Why was Windows 10 not targeted? If you’re not familiar with the ins and outs of Windows 10 security, the biggest feature is the built-in antivirus feature, Windows Defender. Microsoft has eliminated the need for a third-party antivirus software with a very robust version of their own. Windows Defender successfully prevented Windows 10 customers from being targets of the recent ransomware attacks.

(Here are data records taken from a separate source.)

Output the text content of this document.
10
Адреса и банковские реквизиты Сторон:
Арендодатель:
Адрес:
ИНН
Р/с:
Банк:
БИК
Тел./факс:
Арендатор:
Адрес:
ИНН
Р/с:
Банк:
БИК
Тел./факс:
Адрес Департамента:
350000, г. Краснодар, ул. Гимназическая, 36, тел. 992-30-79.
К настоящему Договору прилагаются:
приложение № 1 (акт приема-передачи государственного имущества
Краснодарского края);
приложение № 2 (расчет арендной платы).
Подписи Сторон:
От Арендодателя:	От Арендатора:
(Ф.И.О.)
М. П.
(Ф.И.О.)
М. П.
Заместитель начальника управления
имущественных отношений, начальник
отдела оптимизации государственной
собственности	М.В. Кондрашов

What happens if Windows 10 does become vulnerable in the future? In contrast to all other Windows versions, Windows 10 in intrinsically less likely to become vulnerable because there will be no more monolithic upgrades. Your enterprise OS will no longer become out of date, running on an old platform, because upgrades will happen 2-3 times a year, and are deployed without large-scale system disruptions. In contrast, the old model required mass upgrades every few years. It was a big process, a big investment, and highly disruptive. As a result, there was a significant disincentive to upgrade, and businesses continued to operate on old and increasingly vulnerable software to avoid the hassle. Windows 10 eliminates this disincentive by moving to smaller, more frequent upgrades. This model keeps your enterprise always up-to-date, and therefore always secure.

Another feature Microsoft is offering as a proactive step to any potential future attacks on Windows 10 is Windows Defender Advanced Threat Protection. While the built-in Windows Defender is to guard against attacks before they happen, Advanced Threat Protection is an offensive measure to deal with repercussions post-breach.

To sum it all up – keep your enterprise OS current. It’s the best way to safeguard against malicious attacks and ensure that the next version of the WannaCrypt attacks doesn’t cost your business.